Lhuentse—”Will you support Tshoki Lhamo, given the higher representation of women participants compared to men here today?” asked DTT’s president, Kinga Tshering, at a party campaign in Menbi Gewog Centre in Lhuentse yesterday.

In response, the crowd affirmed their support for her, as she stands among the six female candidates for DTT.

The president underscored the significance of female participation, elucidating the party’s choice to include women in the fourth national assembly election.

“I acknowledge the challenges faced by women aspiring for political roles. This endeavour cannot be accomplished by men alone,” he said. “Tshoki Lhamo needs your support to ensure equal representation of women in parliament.”

If elected, DTT has committed to providing Nu 200 million to the people of Lhuentse for tourism development and skill enhancement, particularly in weaving Kushuthara.

Additionally, the party pledged to create a QR code for Kushuthara to promote the brand in Western countries.

Following the exposition of Sunomics, the president advised voters to choose a political party with diverse pledges and candidates well-versed in public issues.

However, the gewog displayed a lukewarm response, with attendance notably lower compared to other dzongkhags. Only one representative per household attended the meetings, and in most cases, the turnout was less than half the expected number of participants.

Gurula, 69, said that more participants should be engaged, advocating for at least one representative from each household to attend presidential addresses.

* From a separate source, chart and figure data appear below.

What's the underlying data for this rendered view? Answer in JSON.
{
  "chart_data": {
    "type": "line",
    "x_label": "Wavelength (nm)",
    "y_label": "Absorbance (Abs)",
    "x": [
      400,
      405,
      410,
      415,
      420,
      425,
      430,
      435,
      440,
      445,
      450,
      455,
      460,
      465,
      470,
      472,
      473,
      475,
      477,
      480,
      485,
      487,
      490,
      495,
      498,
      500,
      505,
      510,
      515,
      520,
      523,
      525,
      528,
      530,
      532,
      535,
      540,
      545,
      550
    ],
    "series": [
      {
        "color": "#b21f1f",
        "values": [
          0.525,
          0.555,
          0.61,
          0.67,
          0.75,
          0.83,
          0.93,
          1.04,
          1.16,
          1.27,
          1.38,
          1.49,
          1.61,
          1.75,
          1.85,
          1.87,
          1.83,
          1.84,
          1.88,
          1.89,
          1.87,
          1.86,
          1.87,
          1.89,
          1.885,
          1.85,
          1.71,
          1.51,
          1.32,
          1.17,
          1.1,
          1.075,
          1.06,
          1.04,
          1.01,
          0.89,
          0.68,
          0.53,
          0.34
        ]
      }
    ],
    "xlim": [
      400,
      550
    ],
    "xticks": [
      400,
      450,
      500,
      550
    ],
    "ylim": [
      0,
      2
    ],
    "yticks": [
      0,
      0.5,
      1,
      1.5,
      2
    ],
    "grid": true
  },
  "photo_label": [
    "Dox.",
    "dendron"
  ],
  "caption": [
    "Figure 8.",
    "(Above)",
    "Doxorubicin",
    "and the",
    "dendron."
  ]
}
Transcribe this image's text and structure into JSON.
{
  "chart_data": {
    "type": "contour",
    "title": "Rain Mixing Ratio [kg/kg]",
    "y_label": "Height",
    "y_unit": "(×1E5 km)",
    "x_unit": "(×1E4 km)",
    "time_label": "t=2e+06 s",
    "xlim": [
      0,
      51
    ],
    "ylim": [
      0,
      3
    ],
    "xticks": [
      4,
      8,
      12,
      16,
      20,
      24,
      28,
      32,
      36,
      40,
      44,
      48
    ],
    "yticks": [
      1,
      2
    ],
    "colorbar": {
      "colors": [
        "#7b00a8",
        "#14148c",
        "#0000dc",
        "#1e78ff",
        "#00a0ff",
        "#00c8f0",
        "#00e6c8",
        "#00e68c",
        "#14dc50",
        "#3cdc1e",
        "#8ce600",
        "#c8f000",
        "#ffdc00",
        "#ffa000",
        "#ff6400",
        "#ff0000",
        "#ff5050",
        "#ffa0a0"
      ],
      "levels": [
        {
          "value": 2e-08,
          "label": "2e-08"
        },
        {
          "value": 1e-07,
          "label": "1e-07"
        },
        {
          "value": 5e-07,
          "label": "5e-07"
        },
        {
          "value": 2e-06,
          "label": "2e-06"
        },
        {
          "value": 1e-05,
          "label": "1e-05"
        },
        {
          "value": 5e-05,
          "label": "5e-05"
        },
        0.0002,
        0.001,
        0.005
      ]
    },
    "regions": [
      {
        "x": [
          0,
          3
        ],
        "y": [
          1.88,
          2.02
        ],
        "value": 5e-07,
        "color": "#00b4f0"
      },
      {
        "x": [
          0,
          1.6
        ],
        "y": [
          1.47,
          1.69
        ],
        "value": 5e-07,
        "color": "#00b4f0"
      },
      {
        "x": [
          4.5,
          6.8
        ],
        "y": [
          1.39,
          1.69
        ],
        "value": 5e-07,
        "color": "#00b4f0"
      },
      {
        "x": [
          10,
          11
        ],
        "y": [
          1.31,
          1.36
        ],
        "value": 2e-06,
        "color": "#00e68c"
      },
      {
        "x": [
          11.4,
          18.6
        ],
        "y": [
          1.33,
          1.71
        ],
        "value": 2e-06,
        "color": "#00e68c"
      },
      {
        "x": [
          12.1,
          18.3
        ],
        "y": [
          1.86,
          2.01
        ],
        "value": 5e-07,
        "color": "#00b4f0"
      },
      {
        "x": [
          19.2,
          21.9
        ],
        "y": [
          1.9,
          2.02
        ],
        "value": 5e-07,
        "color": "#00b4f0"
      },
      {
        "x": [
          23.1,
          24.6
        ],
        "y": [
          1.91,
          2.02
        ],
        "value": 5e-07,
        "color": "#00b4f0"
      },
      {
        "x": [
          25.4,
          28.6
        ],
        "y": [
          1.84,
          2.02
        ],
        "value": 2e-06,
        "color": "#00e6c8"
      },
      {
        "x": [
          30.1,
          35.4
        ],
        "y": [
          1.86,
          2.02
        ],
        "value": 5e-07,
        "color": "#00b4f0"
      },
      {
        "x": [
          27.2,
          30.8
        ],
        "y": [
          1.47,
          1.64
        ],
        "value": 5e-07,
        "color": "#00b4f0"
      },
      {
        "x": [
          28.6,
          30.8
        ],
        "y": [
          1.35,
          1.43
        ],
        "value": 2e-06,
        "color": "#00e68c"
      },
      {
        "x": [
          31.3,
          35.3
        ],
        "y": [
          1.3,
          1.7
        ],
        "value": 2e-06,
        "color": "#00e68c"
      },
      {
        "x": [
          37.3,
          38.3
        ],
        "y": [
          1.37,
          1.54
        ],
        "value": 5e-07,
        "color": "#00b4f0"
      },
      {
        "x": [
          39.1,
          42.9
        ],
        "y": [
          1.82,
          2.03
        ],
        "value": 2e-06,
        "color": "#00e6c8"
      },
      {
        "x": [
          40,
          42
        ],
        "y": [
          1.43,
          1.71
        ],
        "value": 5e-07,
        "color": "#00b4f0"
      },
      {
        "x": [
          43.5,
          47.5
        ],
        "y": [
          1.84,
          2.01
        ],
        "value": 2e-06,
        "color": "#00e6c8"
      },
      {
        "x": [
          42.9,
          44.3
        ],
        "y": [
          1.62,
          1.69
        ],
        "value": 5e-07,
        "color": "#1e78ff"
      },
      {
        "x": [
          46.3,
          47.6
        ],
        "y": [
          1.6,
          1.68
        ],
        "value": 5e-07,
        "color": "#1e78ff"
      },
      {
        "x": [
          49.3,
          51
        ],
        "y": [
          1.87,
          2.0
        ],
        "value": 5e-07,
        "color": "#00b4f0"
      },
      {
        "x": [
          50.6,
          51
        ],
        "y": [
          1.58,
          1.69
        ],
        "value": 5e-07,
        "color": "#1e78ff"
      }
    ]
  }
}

“The mindset of distinguishing between parties needs to change, and individuals should bear the responsibility,” he said.

While most voters appreciate the positive pledges made by all political parties, their focus remains on selecting capable parties that can effectively serve the country and its people.

Choda Tashi, a voter, remarked: “When I travel around, people rarely discuss political parties as they did in the past. Predicting the outcome of the upcoming election is challenging.”

Pem Tshering, 43, from Zhungkhar, expressed scepticism about parties’ ability to fulfil their pledges in five years, stating, “We express support for a party, but then others follow suit. It’s difficult to predict the winner.”

According to Ngawang Phuntsho, a villager, access to information on candidates and their pledges through platforms like social media has contributed to voters’ understanding. “By now, voters likely have decided whom to support, which is why they find attending meetings less crucial.”

As the fourth National Assembly election, voters are already expressing fatigue. Some cite disillusionment with the government’s track record of unfulfilled promises.

“We are already drained since the purpose of voting for parties is not received well,” said one voter. “Governments have rarely kept their promises.”

Sangay Dorji is DTT’s candidate for Gangzur-Minjey, and Tshoki Lhamo, 31, for Maenbi-Tsaenkhar constituency in Lhuentse.